You point the CLI at one or more audio files and choose a response format and optional language or known-speaker references. The tool defaults to gpt-4o-mini-transcribe for fast text output and switches to gpt-4o-transcribe-diarize when diarization or speaker labels are requested. It verifies that OPENAI_API_KEY is set, runs the transcription with chunking for long audio, validates segment boundaries and labels, then writes results to output/transcribe/<job-id> or a specified out-dir. For diarization with known speakers, you can provide up to four speaker reference files.

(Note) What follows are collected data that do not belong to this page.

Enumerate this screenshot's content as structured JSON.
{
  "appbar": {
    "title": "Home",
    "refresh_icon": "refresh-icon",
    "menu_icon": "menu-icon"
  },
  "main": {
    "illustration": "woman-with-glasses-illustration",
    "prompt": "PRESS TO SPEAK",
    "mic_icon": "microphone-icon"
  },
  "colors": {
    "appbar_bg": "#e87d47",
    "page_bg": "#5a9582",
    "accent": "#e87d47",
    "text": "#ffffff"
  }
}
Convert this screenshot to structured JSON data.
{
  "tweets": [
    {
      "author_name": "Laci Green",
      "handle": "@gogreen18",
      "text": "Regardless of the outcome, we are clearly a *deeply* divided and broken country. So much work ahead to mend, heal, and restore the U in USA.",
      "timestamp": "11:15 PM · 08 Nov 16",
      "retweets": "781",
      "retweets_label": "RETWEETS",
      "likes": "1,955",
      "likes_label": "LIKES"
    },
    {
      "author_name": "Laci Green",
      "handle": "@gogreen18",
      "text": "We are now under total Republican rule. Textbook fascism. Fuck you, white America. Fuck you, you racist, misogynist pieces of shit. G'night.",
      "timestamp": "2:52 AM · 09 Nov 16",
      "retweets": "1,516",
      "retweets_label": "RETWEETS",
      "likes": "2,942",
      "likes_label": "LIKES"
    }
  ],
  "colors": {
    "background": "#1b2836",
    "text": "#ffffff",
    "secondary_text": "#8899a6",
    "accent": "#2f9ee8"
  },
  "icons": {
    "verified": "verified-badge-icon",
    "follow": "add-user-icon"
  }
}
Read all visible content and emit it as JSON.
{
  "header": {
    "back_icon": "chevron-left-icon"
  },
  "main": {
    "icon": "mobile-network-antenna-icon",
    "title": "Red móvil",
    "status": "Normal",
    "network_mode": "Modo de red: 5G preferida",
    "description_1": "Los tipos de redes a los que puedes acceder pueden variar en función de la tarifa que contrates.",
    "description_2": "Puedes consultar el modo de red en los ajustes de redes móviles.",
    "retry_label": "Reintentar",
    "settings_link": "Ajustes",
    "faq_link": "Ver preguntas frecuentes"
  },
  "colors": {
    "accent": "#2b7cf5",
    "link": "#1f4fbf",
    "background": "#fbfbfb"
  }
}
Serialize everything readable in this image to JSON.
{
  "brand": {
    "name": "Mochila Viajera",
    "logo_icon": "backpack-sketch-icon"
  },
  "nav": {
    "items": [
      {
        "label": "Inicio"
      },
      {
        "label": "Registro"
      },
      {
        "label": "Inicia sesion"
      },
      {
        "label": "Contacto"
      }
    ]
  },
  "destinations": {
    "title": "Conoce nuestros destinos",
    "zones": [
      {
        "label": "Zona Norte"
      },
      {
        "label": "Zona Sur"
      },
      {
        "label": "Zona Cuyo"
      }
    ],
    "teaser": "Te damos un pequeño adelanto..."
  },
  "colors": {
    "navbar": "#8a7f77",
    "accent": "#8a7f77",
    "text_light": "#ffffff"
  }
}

What if I don’t have an API key set?
Export an OpenAI API key in your shell (create one in the OpenAI platform UI if needed). The CLI will refuse to run if OPENAI_API_KEY is missing; do not paste the full key into chat.
Which model should I pick for diarization?
Use gpt-4o-transcribe-diarize with --response-format diarized_json for speaker labeling. Prompting is not supported with that diarization model.